Print out a selected word.

Hi can anyone assist me on my problem.
I try to grep 1 word in 1 line data. Example like below.

  • Data below located in a.txt, i just wanna grep just processing-time = "12"

total-octets = "20080718214210Z" total-pages = "" octets-completed = "20080721064351Z" pages-completed = "2" processing-time = "12"

I searched the threat and found 1 solution like below, unfortunately it is just work if the word located in different row not in 1 line row.

sed -ne '/^[ ]*processing-time/s#^\([^=][^=]*\)=\([^/][^/]*\).*#\12#p'

Please assits :frowning: thanks.

sed 's/.*\(processing-time = \"[^"]*\"\).*/\1/g'

Thanks it is work for me.
1 more, how about if i need to grep 2 words octets-completed = "20080721064351Z" and processing-time = "12" it is located in same 1 file in 1 line data, as below.

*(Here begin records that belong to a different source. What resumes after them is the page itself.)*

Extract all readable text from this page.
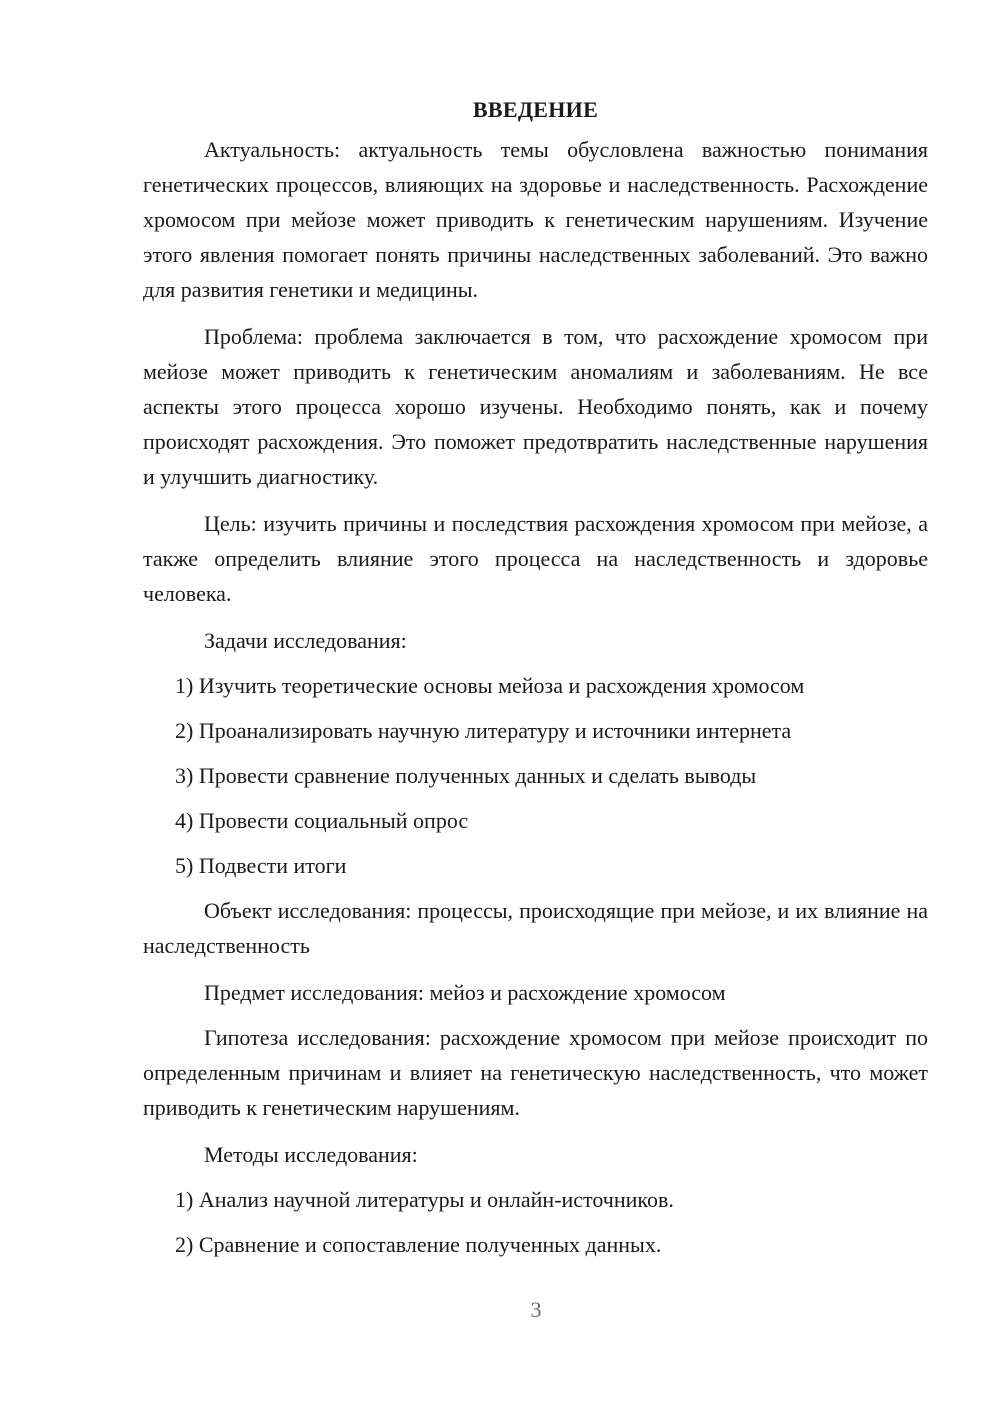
ВВЕДЕНИЕ

Актуальность: актуальность темы обусловлена важностью понимания генетических процессов, влияющих на здоровье и наследственность. Расхождение хромосом при мейозе может приводить к генетическим нарушениям. Изучение этого явления помогает понять причины наследственных заболеваний. Это важно для развития генетики и медицины.

Проблема: проблема заключается в том, что расхождение хромосом при мейозе может приводить к генетическим аномалиям и заболеваниям. Не все аспекты этого процесса хорошо изучены. Необходимо понять, как и почему происходят расхождения. Это поможет предотвратить наследственные нарушения и улучшить диагностику.

Цель: изучить причины и последствия расхождения хромосом при мейозе, а также определить влияние этого процесса на наследственность и здоровье человека.

Задачи исследования:

1) Изучить теоретические основы мейоза и расхождения хромосом
2) Проанализировать научную литературу и источники интернета
3) Провести сравнение полученных данных и сделать выводы
4) Провести социальный опрос
5) Подвести итоги

Объект исследования: процессы, происходящие при мейозе, и их влияние на наследственность

Предмет исследования: мейоз и расхождение хромосом

Гипотеза исследования: расхождение хромосом при мейозе происходит по определенным причинам и влияет на генетическую наследственность, что может приводить к генетическим нарушениям.

Методы исследования:

1) Анализ научной литературы и онлайн-источников.
2) Сравнение и сопоставление полученных данных.
3
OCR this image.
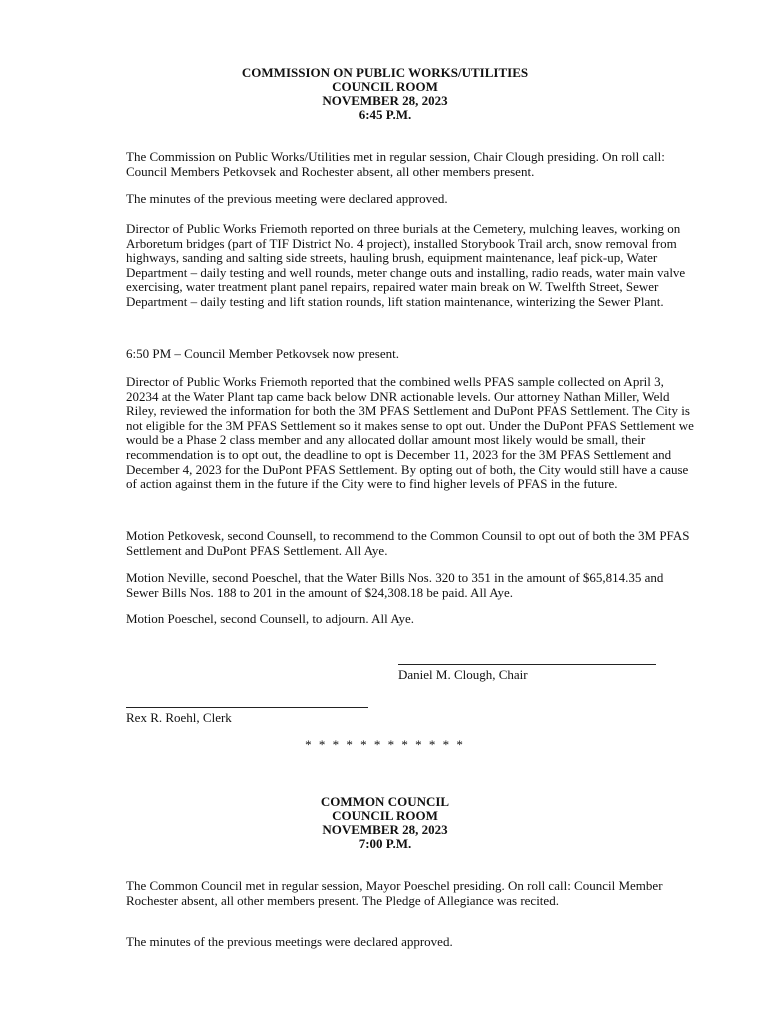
COMMISSION ON PUBLIC WORKS/UTILITIES
COUNCIL ROOM
NOVEMBER 28, 2023
6:45 P.M.

The Commission on Public Works/Utilities met in regular session, Chair Clough presiding. On roll call: Council Members Petkovsek and Rochester absent, all other members present.

The minutes of the previous meeting were declared approved.

Director of Public Works Friemoth reported on three burials at the Cemetery, mulching leaves, working on Arboretum bridges (part of TIF District No. 4 project), installed Storybook Trail arch, snow removal from highways, sanding and salting side streets, hauling brush, equipment maintenance, leaf pick-up, Water Department – daily testing and well rounds, meter change outs and installing, radio reads, water main valve exercising, water treatment plant panel repairs, repaired water main break on W. Twelfth Street, Sewer Department – daily testing and lift station rounds, lift station maintenance, winterizing the Sewer Plant.

6:50 PM – Council Member Petkovsek now present.

Director of Public Works Friemoth reported that the combined wells PFAS sample collected on April 3, 20234 at the Water Plant tap came back below DNR actionable levels. Our attorney Nathan Miller, Weld Riley, reviewed the information for both the 3M PFAS Settlement and DuPont PFAS Settlement. The City is not eligible for the 3M PFAS Settlement so it makes sense to opt out. Under the DuPont PFAS Settlement we would be a Phase 2 class member and any allocated dollar amount most likely would be small, their recommendation is to opt out, the deadline to opt is December 11, 2023 for the 3M PFAS Settlement and December 4, 2023 for the DuPont PFAS Settlement. By opting out of both, the City would still have a cause of action against them in the future if the City were to find higher levels of PFAS in the future.

Motion Petkovesk, second Counsell, to recommend to the Common Counsil to opt out of both the 3M PFAS Settlement and DuPont PFAS Settlement. All Aye.

Motion Neville, second Poeschel, that the Water Bills Nos. 320 to 351 in the amount of $65,814.35 and Sewer Bills Nos. 188 to 201 in the amount of $24,308.18 be paid. All Aye.

Motion Poeschel, second Counsell, to adjourn. All Aye.

Daniel M. Clough, Chair
Rex R. Roehl, Clerk
* * * * * * * * * * * *
COMMON COUNCIL
COUNCIL ROOM
NOVEMBER 28, 2023
7:00 P.M.

The Common Council met in regular session, Mayor Poeschel presiding. On roll call: Council Member Rochester absent, all other members present. The Pledge of Allegiance was recited.

The minutes of the previous meetings were declared approved.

sed 's/.*\(octets-completed = \"[^"]*\"\).*\(processing-time = \"[^"]*\"\).*/\1 \2/g'

You may get something useful from piping Your search through sed this way:

echo 'total-octets = "20080718214210Z" total-pages = "" octets-completed = "20080721064351Z" pages-completed = "2" processing-time = "12"'|sed -e 's/ = /=/g;s/ /\n/g'

resulting in

total-octets="20080718214210Z"
total-pages=""
octets-completed="20080721064351Z"
pages-completed="2"
processing-time="12"

which then can be used in a script or something...

/Lakris

Thanks Guys, for your help, it is very helpful for me now.
:slight_smile:

Hi Lakris,

I tried to used your method using the pipe after the echo but it wouldn't work. Sorry if it is my mistake i am new in this shell field. Below is what i did

My Code :

Result I get :

If your code are working means i can just sort it more cleanly using row, as the usefull output data. :slight_smile:

Works for me, but perhaps your sed is braindead. Try replacing \n with \x0A.

i tried using \x0A it is same, it replacing from creating new row with char 'x0A' :smiley: my OS running on HPUX. is there are any different for the OS argument option in SED?

Inserting newlines in most versions of sed require you to do something like the following

sed -e 's/ = /=/g;s/ /\
/g' 

Here is a short example:

#!/usr/bin/ksh

TMP=file.$$

cat <<EOT >$TMP
total-octets = "20080718214210Z" total-pages = "" octets-completed = "20080721064351Z" pages-completed = "2" processing-time = "12"
EOT

sed -e 's/ = /=/g;s/ /\
/g' $TMP

rm $TMP

exit 0

Yes I think it may be sed/shell version issue, I only use bash and sed on Linux.